Pour l’immense majorité du public français, c’est là une terrible et soudaine surprise. L’intelligence, la moralité et les intérêts matériels les plus considérables de notre pays sont touchés par cette brusque péripétie. L’esprit français en est visiblement troublé. Ce n’est point une fumée de vanité patriotique de croire qu’il y a en ce moment chez nous un sentiment de probité politique qui est profondément affligé. Disons-le sans faux orgueil, tout ce qu’il y a en France d’esprits éclairés obéit à la même inspiration intelligente et honnête dans ces questions de paix et de guerre : la désolation de la guerre portée de sang-froid au centre le plus vivace de l’Europe, c’est aux yeux de tous parmi nous un cruel, un odieux, un déplorable anachronisme. Pour prévenir un tel malheur, ce qu’il y a de meilleur en France eût voulu tout faire. Notre politique a-t-elle bien fait tout le possible ? C’est la première question qu’on s’adresse avec inquiétude et regret. Si, ayant suivi les meilleures voies et appliqué les plus énergiques efforts, elle a échoué, on ne pourrait s’arrêter sans confusion à ce pénible aveu d’impuissance ; mais s’il y a eu des fautes ou des erreurs commises dans le passé, ce n’est point en regrets stériles qu’il faut maintenant se consumer.
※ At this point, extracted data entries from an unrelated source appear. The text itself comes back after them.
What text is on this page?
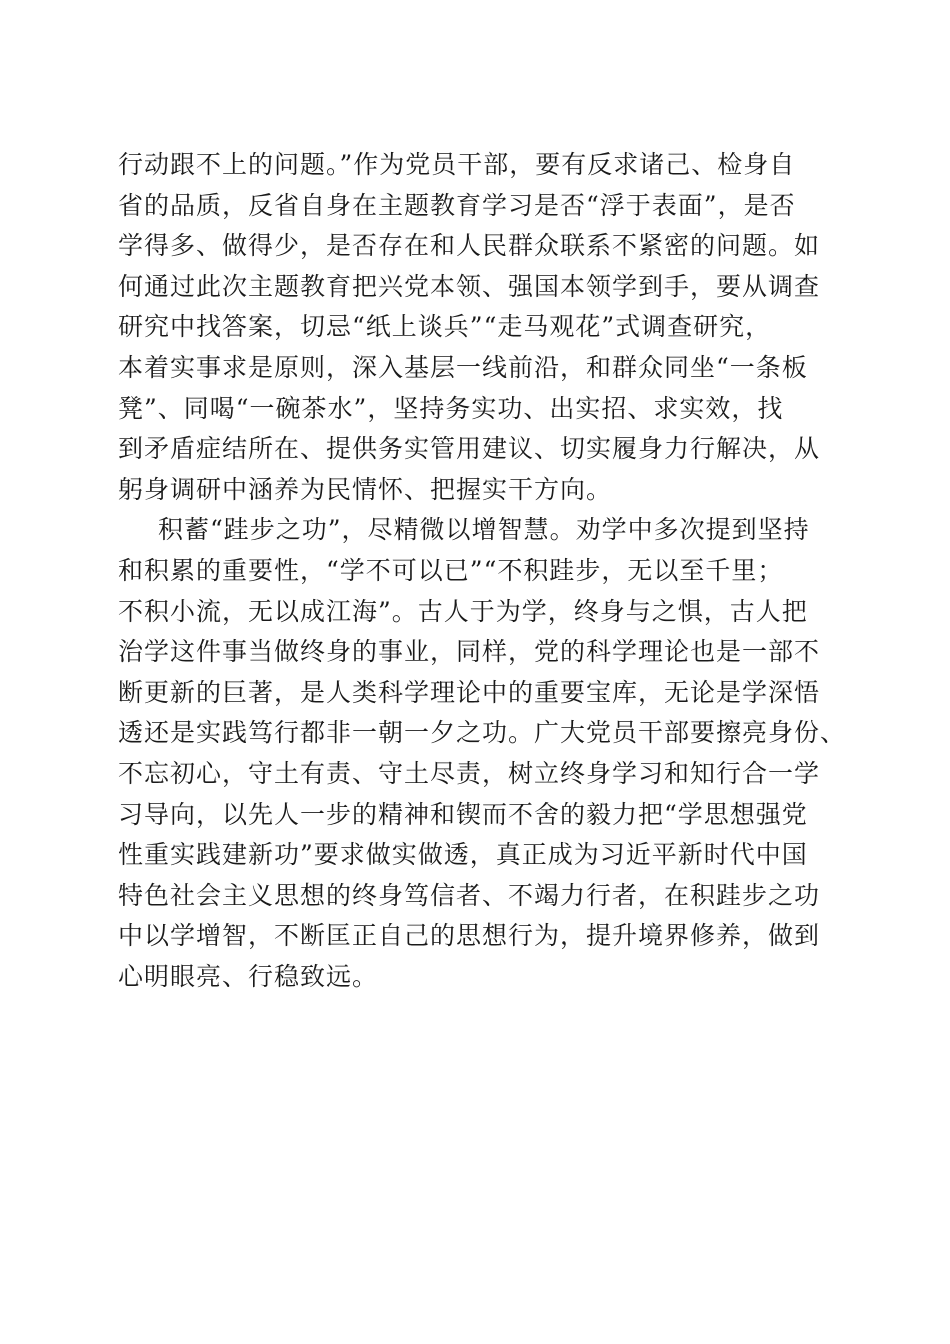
行动跟不上的问题。”作为党员干部，要有反求诸己、检身自
省的品质，反省自身在主题教育学习是否“浮于表面”，是否
学得多、做得少，是否存在和人民群众联系不紧密的问题。如
何通过此次主题教育把兴党本领、强国本领学到手，要从调查
研究中找答案，切忌“纸上谈兵”“走马观花”式调查研究，
本着实事求是原则，深入基层一线前沿，和群众同坐“一条板
凳”、同喝“一碗茶水”，坚持务实功、出实招、求实效，找
到矛盾症结所在、提供务实管用建议、切实履身力行解决，从
躬身调研中涵养为民情怀、把握实干方向。
积蓄“跬步之功”，尽精微以增智慧。劝学中多次提到坚持
和积累的重要性，“学不可以已”“不积跬步，无以至千里；
不积小流，无以成江海”。古人于为学，终身与之惧，古人把
治学这件事当做终身的事业，同样，党的科学理论也是一部不
断更新的巨著，是人类科学理论中的重要宝库，无论是学深悟
透还是实践笃行都非一朝一夕之功。广大党员干部要擦亮身份、
不忘初心，守土有责、守土尽责，树立终身学习和知行合一学
习导向，以先人一步的精神和锲而不舍的毅力把“学思想强党
性重实践建新功”要求做实做透，真正成为习近平新时代中国
特色社会主义思想的终身笃信者、不竭力行者，在积跬步之功
中以学增智，不断匡正自己的思想行为，提升境界修养，做到
心明眼亮、行稳致远。
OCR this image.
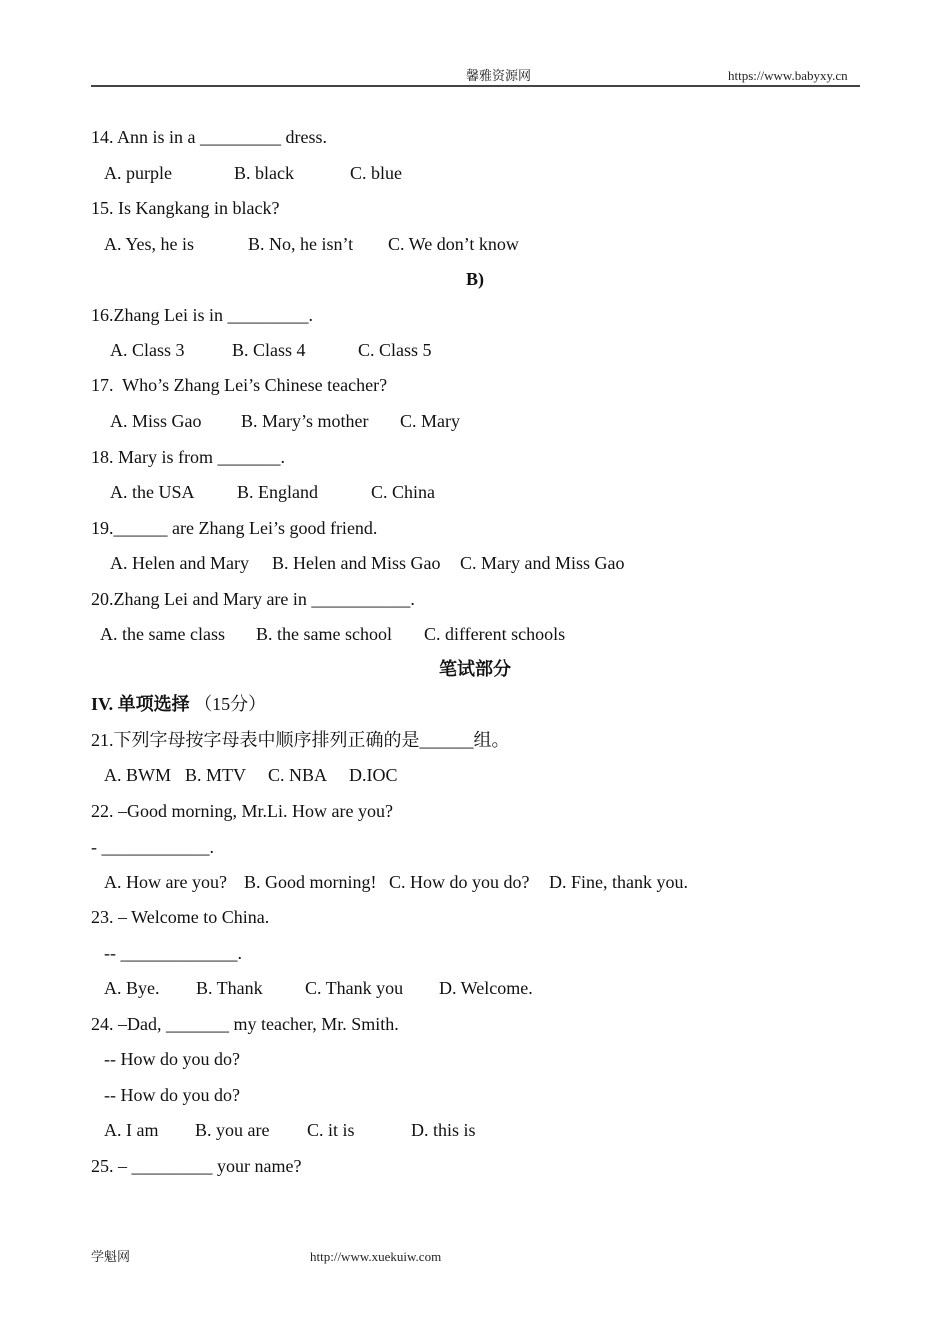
馨雅资源网	https://www.babyxy.cn
14. Ann is in a _________ dress.
A. purple	B. black	C. blue
15. Is Kangkang in black?
A. Yes, he is	B. No, he isn’t C. We don’t know
B)
16.Zhang Lei is in _________.
A. Class 3	B. Class 4	C. Class 5
17.  Who’s Zhang Lei’s Chinese teacher?
A. Miss Gao B. Mary’s mother C. Mary
18. Mary is from _______.
A. the USA B. England	C. China
19.______ are Zhang Lei’s good friend.
A. Helen and Mary B. Helen and Miss Gao C. Mary and Miss Gao
20.Zhang Lei and Mary are in ___________.
A. the same class B. the same school C. different schools
笔试部分
IV. 单项选择 （15分）
21.下列字母按字母表中顺序排列正确的是______组。
A. BWM B. MTV C. NBA D.IOC
22. –Good morning, Mr.Li. How are you?
- ____________.
A. How are you? B. Good morning! C. How do you do? D. Fine, thank you.
23. – Welcome to China.
-- _____________.
A. Bye. B. Thank C. Thank you D. Welcome.
24. –Dad, _______ my teacher, Mr. Smith.
-- How do you do?
-- How do you do?
A. I am B. you are C. it is	D. this is
25. – _________ your name?
学魁网	http://www.xuekuiw.com
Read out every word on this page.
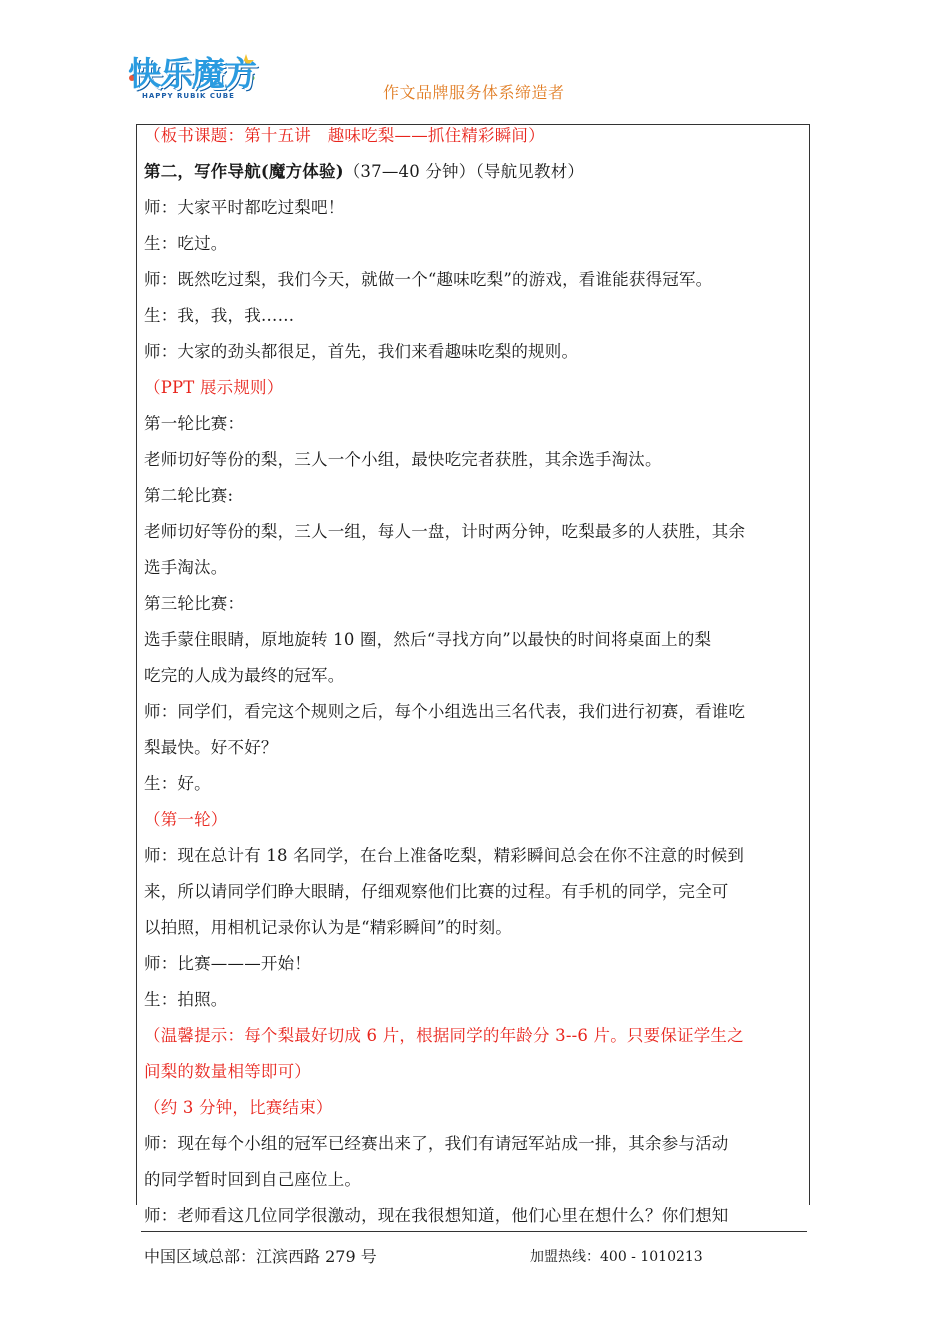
快乐魔方
HAPPY RUBIK CUBE	作文品牌服务体系缔造者
（板书课题：第十五讲　趣味吃梨——抓住精彩瞬间）
第二，写作导航(魔方体验)（37—40 分钟）（导航见教材）
师：大家平时都吃过梨吧！
生：吃过。
师：既然吃过梨，我们今天，就做一个“趣味吃梨”的游戏，看谁能获得冠军。
生：我，我，我……
师：大家的劲头都很足，首先，我们来看趣味吃梨的规则。
（PPT 展示规则）
第一轮比赛：
老师切好等份的梨，三人一个小组，最快吃完者获胜，其余选手淘汰。
第二轮比赛:
老师切好等份的梨，三人一组，每人一盘，计时两分钟，吃梨最多的人获胜，其余
选手淘汰。
第三轮比赛：
选手蒙住眼睛，原地旋转 10 圈，然后“寻找方向”以最快的时间将桌面上的梨
吃完的人成为最终的冠军。
师：同学们，看完这个规则之后，每个小组选出三名代表，我们进行初赛，看谁吃
梨最快。好不好？
生：好。
（第一轮）
师：现在总计有 18 名同学，在台上准备吃梨，精彩瞬间总会在你不注意的时候到
来，所以请同学们睁大眼睛，仔细观察他们比赛的过程。有手机的同学，完全可
以拍照，用相机记录你认为是“精彩瞬间”的时刻。
师：比赛———开始！
生：拍照。
（温馨提示：每个梨最好切成 6 片，根据同学的年龄分 3--6 片。只要保证学生之
间梨的数量相等即可）
（约 3 分钟，比赛结束）
师：现在每个小组的冠军已经赛出来了，我们有请冠军站成一排，其余参与活动
的同学暂时回到自己座位上。
师：老师看这几位同学很激动，现在我很想知道，他们心里在想什么？你们想知
中国区域总部：江滨西路 279 号	加盟热线：400 - 1010213
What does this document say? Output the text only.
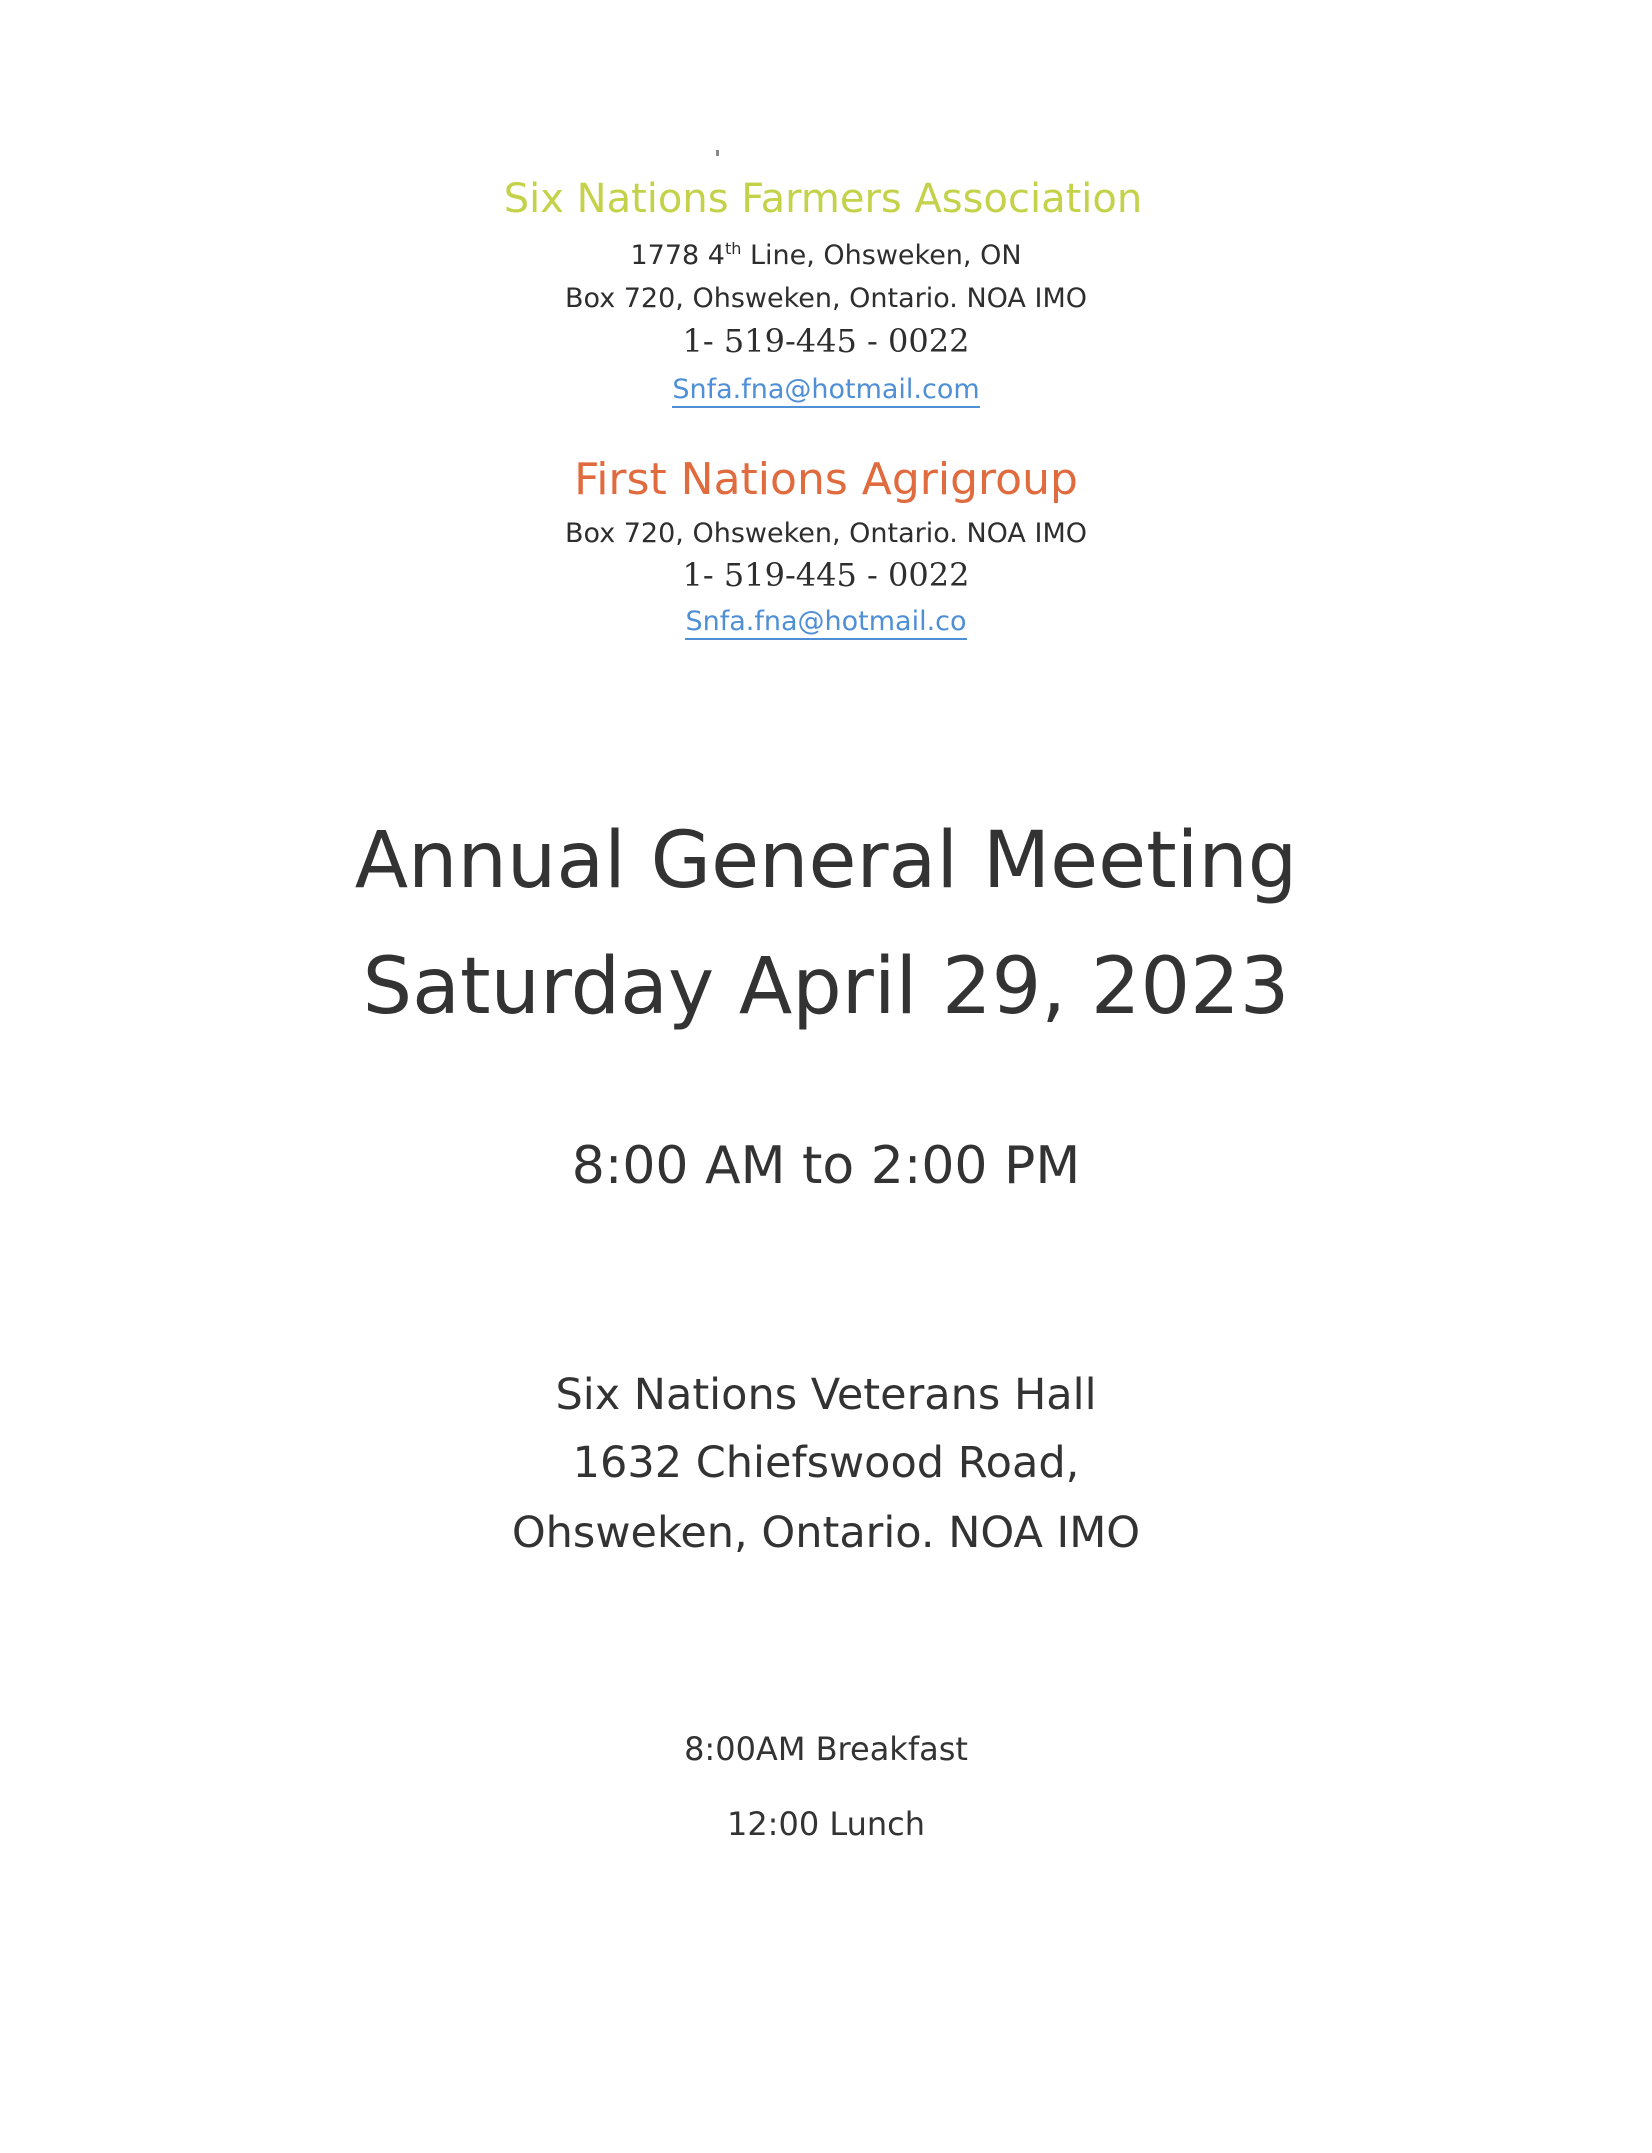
Six Nations Farmers Association
1778 4th Line, Ohsweken, ON
Box 720, Ohsweken, Ontario. NOA IMO
1- 519-445 - 0022
Snfa.fna@hotmail.com
First Nations Agrigroup
Box 720, Ohsweken, Ontario. NOA IMO
1- 519-445 - 0022
Snfa.fna@hotmail.co
Annual General Meeting
Saturday April 29, 2023
8:00 AM to 2:00 PM
Six Nations Veterans Hall
1632 Chiefswood Road,
Ohsweken, Ontario. NOA IMO
8:00AM Breakfast
12:00 Lunch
En ce qui nous concerne, nous avons, depuis la querelle des duchés, amplement exposé, à mesure que les événemens se produisaient, les vues et le système qui nous paraissaient devoir prévenir les tristes complications dont nous sommes aujourd’hui témoins. La répétition de nos critiques prolongées ne serait plus qu’une récrimination inopportune et superflue, c’est du présent et de l’avenir qu’il faut maintenant se préoccuper. Quoiqu’elle ne soit point encore directement mêlée à la lutte qui s’annonce entre l’Autriche d’une part, la Prusse et l’Italie de l’autre, la France ne saurait être désintéressée dans les résultats incertains de cette lutte. C’est ce que l’instinct public proclame en ce moment avec une sorte de véhémence par les manifestations des marchés financiers. Tout le monde reconnaît que des explications précises doivent être échangées entre les organes parlementaires du pays et le gouvernement touchant la direction générale qu’il convient d’imprimer à la politique française en face des perspectives difficiles qui se présentent à nous. Ces explications seront données et contrôlées sans doute dans la discussion qui va s’ouvrir au corps législatif à propos de la loi du recrutement.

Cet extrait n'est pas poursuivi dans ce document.